Recipe courtesy of Angela Diaz
Show: Cupcake Wars
Episode: L.A. Bridal Bash
Print
Total:
2 hr
Active:
45 min
Yield:
12 cupcakes
Level:
Intermediate

Ingredients

Cake Batter:
  • 1 cup all-purpose flour
  • 1 cup granulated sugar 
  • 1/2 cup cocoa powder 
  • 3/4 teaspoon baking powder
  • 3/4 teaspoon baking soda 
  • 1/2 teaspoon salt 
  • 1/2 cup whole milk 
  • 6 tablespoons vegetable oil 
  • 1 teaspoon pure vanilla extract
  • 1 egg 
Vanilla Bean Cream Filling:
  • 3/4 cup granulated sugar
  • 1/2 teaspoon salt 
  • 3 egg whites 
  • 18 tablespoons (2 1/4 sticks) salted butter, softened and cut into pieces 
  • 1 tablespoon vanilla bean paste 
Espresso Buttercream:
  • 2/3 cup confectioners' sugar
  • 1/2 cup strongly brewed espresso coffee, cooled 
Chocolate Shell:
  • 12 ounces semisweet chocolate, broken into pieces
  • 2 tablespoons vegetable oil 

Directions

For the cake batter: Preheat the oven to 350 degrees F. Line a standard cupcake or muffin pan with 12 cupcake liners.

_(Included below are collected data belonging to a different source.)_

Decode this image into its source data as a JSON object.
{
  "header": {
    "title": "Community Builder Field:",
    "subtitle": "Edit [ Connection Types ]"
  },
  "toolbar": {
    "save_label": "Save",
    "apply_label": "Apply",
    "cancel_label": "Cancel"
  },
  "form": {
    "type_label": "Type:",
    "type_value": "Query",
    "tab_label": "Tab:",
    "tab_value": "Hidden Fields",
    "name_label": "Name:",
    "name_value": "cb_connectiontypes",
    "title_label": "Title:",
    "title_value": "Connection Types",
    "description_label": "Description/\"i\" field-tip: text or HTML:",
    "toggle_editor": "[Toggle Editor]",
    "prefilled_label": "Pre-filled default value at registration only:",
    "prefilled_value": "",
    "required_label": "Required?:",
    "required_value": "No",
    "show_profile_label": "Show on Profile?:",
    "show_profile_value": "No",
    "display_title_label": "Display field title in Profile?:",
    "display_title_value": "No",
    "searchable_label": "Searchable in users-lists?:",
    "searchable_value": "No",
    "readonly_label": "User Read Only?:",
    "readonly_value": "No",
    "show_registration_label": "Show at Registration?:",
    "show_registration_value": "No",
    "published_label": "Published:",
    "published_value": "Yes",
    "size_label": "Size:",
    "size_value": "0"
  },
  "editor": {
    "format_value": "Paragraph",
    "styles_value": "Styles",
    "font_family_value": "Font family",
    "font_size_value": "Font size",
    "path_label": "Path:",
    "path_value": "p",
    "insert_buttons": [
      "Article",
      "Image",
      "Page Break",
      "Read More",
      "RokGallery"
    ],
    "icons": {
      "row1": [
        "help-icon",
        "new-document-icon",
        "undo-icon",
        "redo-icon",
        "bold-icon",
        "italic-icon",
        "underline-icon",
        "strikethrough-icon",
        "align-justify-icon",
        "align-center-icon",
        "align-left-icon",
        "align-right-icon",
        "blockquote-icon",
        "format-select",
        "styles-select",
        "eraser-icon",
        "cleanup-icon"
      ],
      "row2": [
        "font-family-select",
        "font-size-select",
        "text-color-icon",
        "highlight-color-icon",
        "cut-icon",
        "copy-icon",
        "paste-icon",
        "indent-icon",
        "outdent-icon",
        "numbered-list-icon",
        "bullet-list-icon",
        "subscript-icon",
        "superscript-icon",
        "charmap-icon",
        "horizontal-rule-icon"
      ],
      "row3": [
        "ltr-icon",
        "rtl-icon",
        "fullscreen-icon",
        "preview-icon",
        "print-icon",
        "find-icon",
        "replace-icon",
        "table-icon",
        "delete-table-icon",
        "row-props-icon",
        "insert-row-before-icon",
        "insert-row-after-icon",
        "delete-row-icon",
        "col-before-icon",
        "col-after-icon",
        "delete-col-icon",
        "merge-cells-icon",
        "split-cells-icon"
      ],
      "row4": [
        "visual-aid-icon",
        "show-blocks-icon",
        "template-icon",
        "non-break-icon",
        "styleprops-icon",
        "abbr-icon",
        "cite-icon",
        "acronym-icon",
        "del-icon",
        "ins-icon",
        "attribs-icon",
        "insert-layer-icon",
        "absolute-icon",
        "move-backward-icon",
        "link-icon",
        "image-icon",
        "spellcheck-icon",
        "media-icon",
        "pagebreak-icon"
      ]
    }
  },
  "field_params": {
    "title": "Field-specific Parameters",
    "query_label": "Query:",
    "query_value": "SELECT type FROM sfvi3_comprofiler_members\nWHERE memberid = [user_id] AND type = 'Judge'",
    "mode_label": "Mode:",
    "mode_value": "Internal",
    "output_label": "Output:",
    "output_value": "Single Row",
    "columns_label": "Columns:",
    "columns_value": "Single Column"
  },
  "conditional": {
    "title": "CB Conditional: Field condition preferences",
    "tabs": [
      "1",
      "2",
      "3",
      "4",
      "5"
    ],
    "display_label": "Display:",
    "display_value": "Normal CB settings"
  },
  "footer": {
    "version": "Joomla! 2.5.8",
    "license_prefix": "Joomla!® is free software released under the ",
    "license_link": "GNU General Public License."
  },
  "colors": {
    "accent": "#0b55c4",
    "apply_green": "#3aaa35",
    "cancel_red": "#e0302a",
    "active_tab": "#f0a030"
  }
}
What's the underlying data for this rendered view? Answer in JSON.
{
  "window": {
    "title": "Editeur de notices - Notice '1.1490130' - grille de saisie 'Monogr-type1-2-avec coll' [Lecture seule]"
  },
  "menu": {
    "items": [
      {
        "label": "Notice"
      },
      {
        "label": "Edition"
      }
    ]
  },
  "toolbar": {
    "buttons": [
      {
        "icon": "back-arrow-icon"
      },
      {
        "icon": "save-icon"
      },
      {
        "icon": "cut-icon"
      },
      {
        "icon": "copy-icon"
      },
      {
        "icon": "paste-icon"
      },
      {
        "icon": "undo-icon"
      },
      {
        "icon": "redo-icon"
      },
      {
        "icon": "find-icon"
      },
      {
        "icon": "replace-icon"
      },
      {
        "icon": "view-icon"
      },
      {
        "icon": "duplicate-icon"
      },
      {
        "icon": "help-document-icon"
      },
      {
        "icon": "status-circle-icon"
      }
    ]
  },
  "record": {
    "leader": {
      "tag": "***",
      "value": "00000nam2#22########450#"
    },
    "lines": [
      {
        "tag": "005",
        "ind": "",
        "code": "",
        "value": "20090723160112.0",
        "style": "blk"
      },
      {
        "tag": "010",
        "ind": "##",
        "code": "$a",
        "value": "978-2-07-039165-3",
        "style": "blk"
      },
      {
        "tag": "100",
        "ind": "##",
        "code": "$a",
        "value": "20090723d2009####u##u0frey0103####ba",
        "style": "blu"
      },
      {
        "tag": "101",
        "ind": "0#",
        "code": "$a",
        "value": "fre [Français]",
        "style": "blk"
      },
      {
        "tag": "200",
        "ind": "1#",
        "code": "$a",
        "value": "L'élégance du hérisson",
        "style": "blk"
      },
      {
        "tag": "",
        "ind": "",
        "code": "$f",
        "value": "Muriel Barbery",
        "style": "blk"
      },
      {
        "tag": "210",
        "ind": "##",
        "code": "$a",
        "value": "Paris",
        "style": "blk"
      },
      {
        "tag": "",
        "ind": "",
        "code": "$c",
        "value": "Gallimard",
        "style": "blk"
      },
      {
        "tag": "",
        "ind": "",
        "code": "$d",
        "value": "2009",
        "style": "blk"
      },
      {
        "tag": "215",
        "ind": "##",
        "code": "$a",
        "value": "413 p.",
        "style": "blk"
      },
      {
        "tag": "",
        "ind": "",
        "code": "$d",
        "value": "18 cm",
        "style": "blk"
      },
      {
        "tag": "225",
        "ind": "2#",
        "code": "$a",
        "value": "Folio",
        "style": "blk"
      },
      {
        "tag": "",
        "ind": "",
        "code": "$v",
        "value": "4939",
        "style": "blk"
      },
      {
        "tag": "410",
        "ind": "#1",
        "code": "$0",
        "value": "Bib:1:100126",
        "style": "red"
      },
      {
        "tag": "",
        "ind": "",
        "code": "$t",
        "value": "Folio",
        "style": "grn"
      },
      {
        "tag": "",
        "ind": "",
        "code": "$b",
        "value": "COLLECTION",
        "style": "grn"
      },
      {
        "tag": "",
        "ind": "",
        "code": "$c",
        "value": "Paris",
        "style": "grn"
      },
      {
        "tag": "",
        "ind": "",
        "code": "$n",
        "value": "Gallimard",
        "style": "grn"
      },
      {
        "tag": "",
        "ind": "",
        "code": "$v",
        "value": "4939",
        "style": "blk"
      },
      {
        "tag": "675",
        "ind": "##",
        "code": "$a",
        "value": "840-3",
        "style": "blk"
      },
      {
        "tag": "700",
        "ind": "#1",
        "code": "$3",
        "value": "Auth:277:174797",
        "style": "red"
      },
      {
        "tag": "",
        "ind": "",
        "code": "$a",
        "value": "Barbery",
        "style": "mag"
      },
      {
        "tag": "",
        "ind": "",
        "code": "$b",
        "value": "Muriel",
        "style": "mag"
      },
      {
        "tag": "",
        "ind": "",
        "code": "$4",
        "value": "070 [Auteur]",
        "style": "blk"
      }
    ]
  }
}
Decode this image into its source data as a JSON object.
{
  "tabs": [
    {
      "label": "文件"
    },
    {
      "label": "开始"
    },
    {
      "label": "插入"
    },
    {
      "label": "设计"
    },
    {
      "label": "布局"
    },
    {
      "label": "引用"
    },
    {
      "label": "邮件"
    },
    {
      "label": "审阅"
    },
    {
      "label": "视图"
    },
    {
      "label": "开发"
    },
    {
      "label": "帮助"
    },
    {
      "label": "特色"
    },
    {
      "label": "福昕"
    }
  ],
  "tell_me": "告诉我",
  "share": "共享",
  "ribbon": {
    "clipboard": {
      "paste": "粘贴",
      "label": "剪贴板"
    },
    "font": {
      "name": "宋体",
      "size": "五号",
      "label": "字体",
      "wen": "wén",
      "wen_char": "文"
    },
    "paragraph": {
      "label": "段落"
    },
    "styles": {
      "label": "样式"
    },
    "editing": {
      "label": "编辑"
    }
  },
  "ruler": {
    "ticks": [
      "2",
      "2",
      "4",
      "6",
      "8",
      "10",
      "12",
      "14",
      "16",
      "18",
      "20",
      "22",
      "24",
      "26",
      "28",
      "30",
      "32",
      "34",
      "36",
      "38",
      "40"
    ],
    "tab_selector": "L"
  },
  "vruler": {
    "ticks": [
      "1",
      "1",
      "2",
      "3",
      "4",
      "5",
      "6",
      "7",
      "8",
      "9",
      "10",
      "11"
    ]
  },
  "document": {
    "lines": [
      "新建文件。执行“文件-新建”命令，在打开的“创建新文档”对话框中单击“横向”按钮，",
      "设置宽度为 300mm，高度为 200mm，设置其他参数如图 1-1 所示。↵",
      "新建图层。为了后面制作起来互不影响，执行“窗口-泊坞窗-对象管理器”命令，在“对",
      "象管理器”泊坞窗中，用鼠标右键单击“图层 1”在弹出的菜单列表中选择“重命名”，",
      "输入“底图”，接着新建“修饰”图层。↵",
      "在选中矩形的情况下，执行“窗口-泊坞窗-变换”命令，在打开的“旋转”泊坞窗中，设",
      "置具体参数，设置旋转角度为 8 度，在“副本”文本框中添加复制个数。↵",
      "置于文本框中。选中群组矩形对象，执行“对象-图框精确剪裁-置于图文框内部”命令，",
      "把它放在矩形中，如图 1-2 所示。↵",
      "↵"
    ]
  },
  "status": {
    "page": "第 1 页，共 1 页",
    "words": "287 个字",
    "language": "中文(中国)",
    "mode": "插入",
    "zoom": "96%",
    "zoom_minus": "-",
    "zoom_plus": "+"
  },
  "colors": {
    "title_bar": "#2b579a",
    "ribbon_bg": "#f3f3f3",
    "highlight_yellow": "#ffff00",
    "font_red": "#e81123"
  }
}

Pour 1/2 cup water into a microwave-safe glass bowl and bring to a boil. In a large bowl, combine the flour, granulated sugar, cocoa powder, baking powder, baking soda and salt and whisk until combined. Add the milk, vegetable oil, vanilla, egg and boiling water and whisk to combine. Scrape down the sides of the bowl and continue to whisk until all the ingredients are fully incorporated.

Fill the liners three-quarters full with the batter and bake until cooked through, about 20 minutes. Cool the cupcakes completely before frosting.

For the vanilla bean cream filling: Combine the granulated sugar, salt and egg whites in the bowl of a heavy-duty stand mixer and set the bowl over a medium saucepan of gently simmering water. Whisk until the sugar is dissolved and the mixture is frothy and smooth and registers 160 degrees F on a candy thermometer, about 5 minutes.

Transfer the bowl to the mixer and beat on high speed with a whisk attachment until the mixture has cooled completely and formed stiff and glossy peaks, about 7 minutes. With the mixer running, add the butter one piece at a time. Continue beating until all of the butter is incorporated and the mixture looks smooth. Separate out 1 cup of the buttercream and add the vanilla bean paste. Set aside for filling the cupcakes.

For the espresso buttercream: Add the confectioners' sugar and espresso to the remaining buttercream and beat on low speed with a paddle attachment until smooth.

For the chocolate shell: In small microwave-safe bowl, combine the chocolate and oil. Microwave on medium heat for 1 1/2 minutes, stirring halfway through. Cool completely before using.

To assemble: Cut out a hole in each cupcake and fill with some vanilla bean cream filling. Frost each cupcake with some espresso buttercream. Refrigerate for about 15 minutes, and then dip half of each cupcake in the chocolate shell. Refrigerate again for about 10 minutes. 

This recipe was created by a contestant during a cooking competition. It has not been tested for home use.